Только в тех местах, куда слух о нем дошел как далекий отзвук, и то только в административные кабинеты, Иннокентий решился переселить к себе одну Химу. Перед концом пути, на последней остановке, Иннокентий вышел из вагона, пересел на лошадей и вместе со «свитой» помчался в ближайшую обитель небольшого села у Онежского озера. Здесь он решил провести совет и устроить своих людей, пока станет известно, как примет их игумен Муромского монастыря. Прощаясь с женщинами, Иннокентий еще раз приказал не тратить времени даром, ибо если не удастся уговорить игумена, то придется начать осаду и принудить его.
— Только вот что, — говорил Иннокентий, — бросьте свою бабскую натуру. Одна должна руководить, а не все. А остальным слушать ее. Этой одной будет Хима. Поняли?
С этим он сел в сани и помчался в Муромский монастырь к грозному и требовательному отцу Меркурию — игумену, чтобы определиться под его надзор. Этого отца рекомендовали Иннокентию как очень требовательного и сурового князя церкви, настоящего инквизитора, безжалостного и немилосердного исполнителя приказов Синода. Иннокентий ехал к нему с тяжелым сердцем, его беспокоило, удастся ли поймать в свой невод руководителя муромской паствы или придется смиренно отбывать назначенное наказание и, кто знает, может, даже ликвидировать дело в Бессарабии. Тревожился, как примет его святой отец, в особенности свиту мироносиц, не известило ли светское и духовное начальство о багаже своего статного и нахального узника.
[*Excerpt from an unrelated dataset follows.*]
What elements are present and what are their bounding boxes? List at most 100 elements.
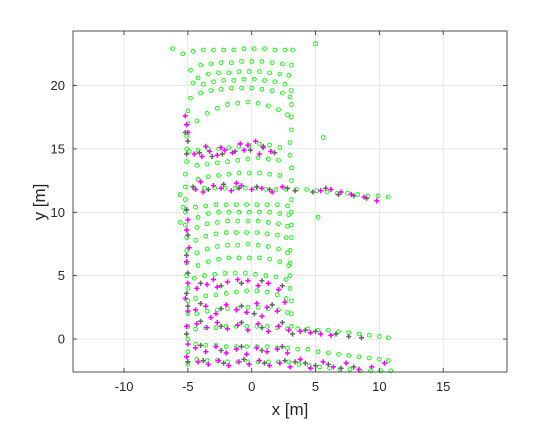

Но, очевидно, слухи быстрее поездов и гонгов. Иннокентий еще не выехал, а отец Меркурий знал уже многое о своем новом узнике и теперь встретил его не очень сурово, хотя говорил с ним, нахмурив брови. Первое же знакомство заложило прочную основу будущего содружества. Отец Меркурий отнесся к нему благосклонно, держал у себя в келье более трех часов и только потом показал братии и познакомил с будущим товариществом. Вскоре мироносицы были при Иннокентии. Он поселил их под самыми стенами монастыря и получил разрешение проведывать своих «пестуемых чад». Чада, в свою очередь, легко могли попасть к отцу Иннокентию. В общем, в его жизни не многое изменилось по сравнению с Липецким. Даже проще стало, поскольку здесь «недреманное око» синодальное не так уж ощущалось, а администрация еще не успела понять ни того, что это за узник и как он может быть опасен формуляру, ни того, чем он может быть полезен карману, который в этом бедном крае проявлял все признаки упадка. Иннокентий часто бывал в городе, ездил в Никольское и возвращался оттуда с большими пакетами для своего туалета и стола. Часто ездили с ним и мироносицы. А потом оставались на неделю или две за городом, возвращались с таинственными лицами и запирались в келье у отца Иннокентия.